Ben Du Toit, un nom aussi banal que l’homme qui le porte. Un homme sans
qualités exceptionnelles, se suffisant à lui-même et se délectant même de sa
propre solitude. En somme, un bon père de famille, s’adonnant au bricolage, tenant à jour ses journaux
intimes avec l’efficacité d’un comptable. Un homme barricadé derrière la
surface d’une image. Mais la cinquantaine venue, tout bascule. Si Ben Du Toit
n’est pas un homme singulier, le pays qu’il habité n’est pas ordinaire. C’est
un communiqué laconique qui l’arrachera à sa léthargie : un certain Gordon
détenu selon les termes de l’Acte sur le terrorisme a été retrouvé mort dans sa
cellule….. C’est la goutte qui va entraîner l’Afrikaner discipliné dans un
courant irrépressible et balayer au passage sa vie ordinaire..Jusqu’ici, il
avait accepté « tout ce qu’on a l’habitude de prendre pour argent comptant,
avec tant d’assurance qu’on ne cherchait même pas à vérifier ». Mais la
mort de cet autre homme tranquille,
Gordon, « honnête, décent, qui se rend régulièrement à l’église »

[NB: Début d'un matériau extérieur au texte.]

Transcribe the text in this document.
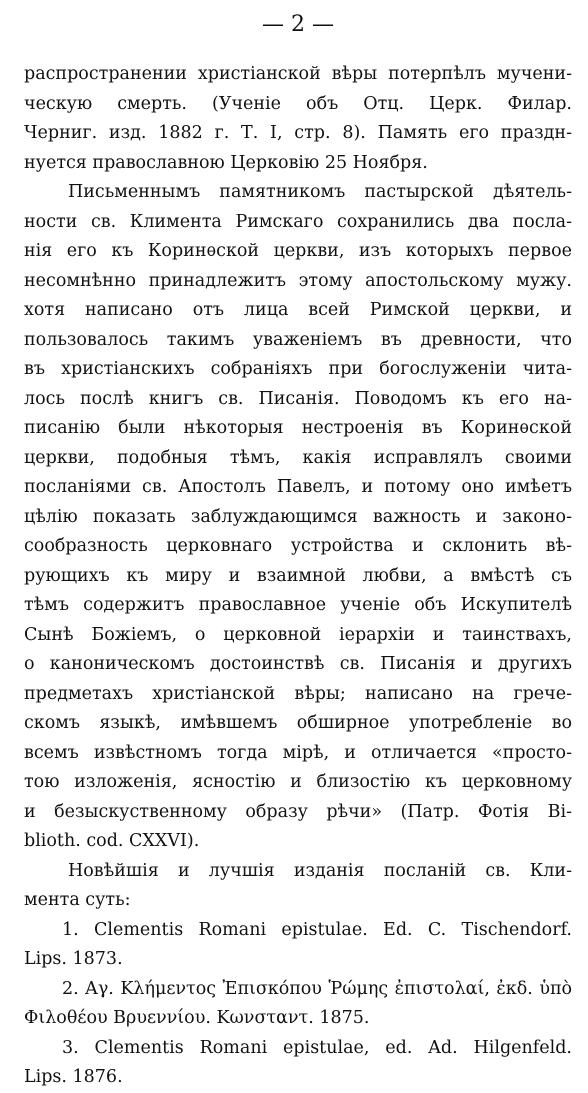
— 2 —
распространении христіанской вѣры потерпѣлъ мучени-
ческую смерть. (Ученіе объ Отц. Церк. Филар.
Черниг. изд. 1882 г. Т. I, стр. 8). Память его праздн-
нуется православною Церковію 25 Ноября.
Письменнымъ памятникомъ пастырской дѣятель-
ности св. Климента Римскаго сохранились два посла-
нія его къ Коринѳской церкви, изъ которыхъ первое
несомнѣнно принадлежитъ этому апостольскому мужу.
хотя написано отъ лица всей Римской церкви, и
пользовалось такимъ уваженіемъ въ древности, что
въ христіанскихъ собраніяхъ при богослуженіи чита-
лось послѣ книгъ св. Писанія. Поводомъ къ его на-
писанію были нѣкоторыя нестроенія въ Коринѳской
церкви, подобныя тѣмъ, какія исправлялъ своими
посланіями св. Апостолъ Павелъ, и потому оно имѣетъ
цѣлію показать заблуждающимся важность и законо-
сообразность церковнаго устройства и склонить вѣ-
рующихъ къ миру и взаимной любви, а вмѣстѣ съ
тѣмъ содержитъ православное ученіе объ Искупителѣ
Сынѣ Божіемъ, о церковной іерархіи и таинствахъ,
о каноническомъ достоинствѣ св. Писанія и другихъ
предметахъ христіанской вѣры; написано на грече-
скомъ языкѣ, имѣвшемъ обширное употребленіе во
всемъ извѣстномъ тогда мірѣ, и отличается «просто-
тою изложенія, ясностію и близостію къ церковному
и безыскуственному образу рѣчи» (Патр. Фотія Bi-
blioth. cod. CXXVI).
Новѣйшія и лучшія изданія посланій св. Кли-
мента суть:
1. Clementis Romani epistulae. Ed. C. Tischendorf.
Lips. 1873.
2. Αγ. Κλήμεντος Ἐπισκόπου Ῥώμης ἐπιστολαί, ἐκδ. ὑπὸ
Φιλοθέου Βρυεννίου. Κωνσταντ. 1875.
3. Clementis Romani epistulae, ed. Ad. Hilgenfeld.
Lips. 1876.
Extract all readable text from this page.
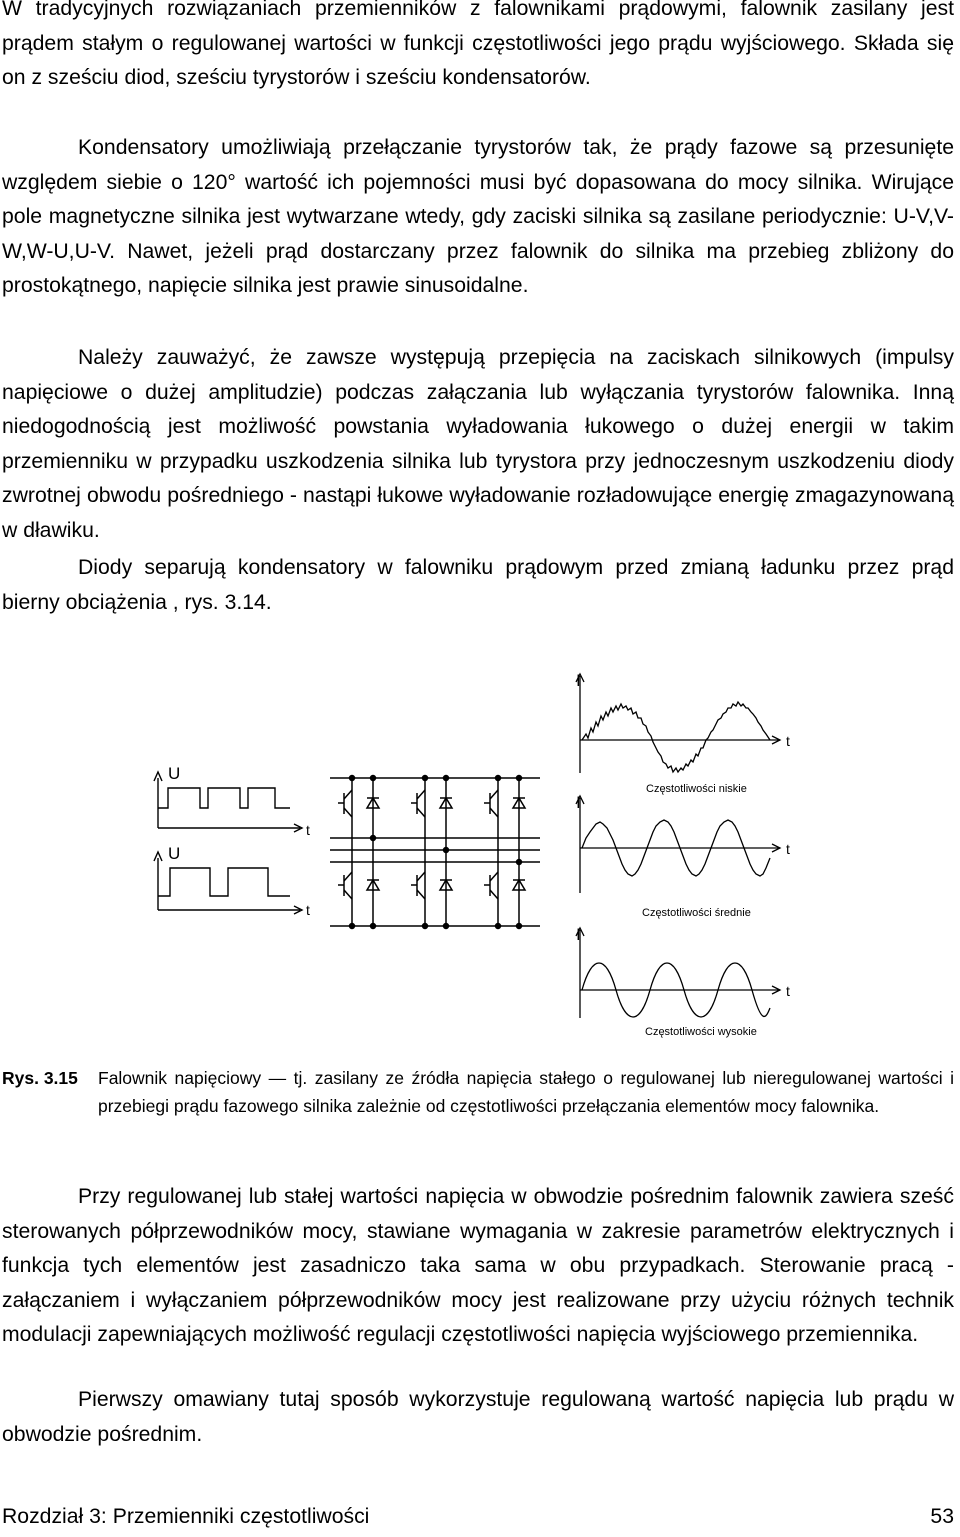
W tradycyjnych rozwiązaniach przemienników z falownikami prądowymi, falownik zasilany jest prądem stałym o regulowanej wartości w funkcji częstotliwości jego prądu wyjściowego. Składa się on z sześciu diod, sześciu tyrystorów i sześciu kondensatorów.

Kondensatory umożliwiają przełączanie tyrystorów tak, że prądy fazowe są przesunięte względem siebie o 120° wartość ich pojemności musi być dopasowana do mocy silnika. Wirujące pole magnetyczne silnika jest wytwarzane wtedy, gdy zaciski silnika są zasilane periodycznie: U-V,V-W,W-U,U-V. Nawet, jeżeli prąd dostarczany przez falownik do silnika ma przebieg zbliżony do prostokątnego, napięcie silnika jest prawie sinusoidalne.

Należy zauważyć, że zawsze występują przepięcia na zaciskach silnikowych (impulsy napięciowe o dużej amplitudzie) podczas załączania lub wyłączania tyrystorów falownika. Inną niedogodnością jest możliwość powstania wyładowania łukowego o dużej energii w takim przemienniku w przypadku uszkodzenia silnika lub tyrystora przy jednoczesnym uszkodzeniu diody zwrotnej obwodu pośredniego - nastąpi łukowe wyładowanie rozładowujące energię zmagazynowaną w dławiku.

Diody separują kondensatory w falowniku prądowym przed zmianą ładunku przez prąd bierny obciążenia , rys. 3.14.

U
t
U
t
I
t
Częstotliwości niskie
I
t
Częstotliwości średnie
I
t
Częstotliwości wysokie
Rys. 3.15 Falownik napięciowy — tj. zasilany ze źródła napięcia stałego o regulowanej lub nieregulowanej wartości i przebiegi prądu fazowego silnika zależnie od częstotliwości przełączania elementów mocy falownika.

Przy regulowanej lub stałej wartości napięcia w obwodzie pośrednim falownik zawiera sześć sterowanych półprzewodników mocy, stawiane wymagania w zakresie parametrów elektrycznych i funkcja tych elementów jest zasadniczo taka sama w obu przypadkach. Sterowanie pracą - załączaniem i wyłączaniem półprzewodników mocy jest realizowane przy użyciu różnych technik modulacji zapewniających możliwość regulacji częstotliwości napięcia wyjściowego przemiennika.

Pierwszy omawiany tutaj sposób wykorzystuje regulowaną wartość napięcia lub prądu w obwodzie pośrednim.

Rozdział 3: Przemienniki częstotliwości	53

mais qui avait juste le tort ou la malchance d’avoir une peau noire le fera
sortir de sa maison aux murs blancs et
découvrir un « pays mythique, ce pays
plus vrai que le vrai » …Il fera d’amères connaissances : la
loi n’est qu’un visage derrière lequel il n’ y a plus de tête : elle
couvre autre que la chose qu’elle nomme tout en n’ayant pas changé de sens.
Tout n’est que vernis, masque pour donner bonne conscience au diktat blanc...Et
le cynisme n’est pas on reste quand à propos de savoir s’il s’agissait d’un
crime ou d’un suicide, le ministre affirme avec le sourire : »chaque
homme a le droit démocratique de mourir » !
Avec « Au plus noir de la nuit », André Brink nous accule à une véritable descente aux enfers. Roman après roman, il n’aura de cesse de démonter méticuleusement les apparences de l’édifice raciste. Littérature engagée ou engagement de la littérature ? La question semblait oiseuse car « dans ce pays d’enterrement multicolore amer et triste tout discours est politique.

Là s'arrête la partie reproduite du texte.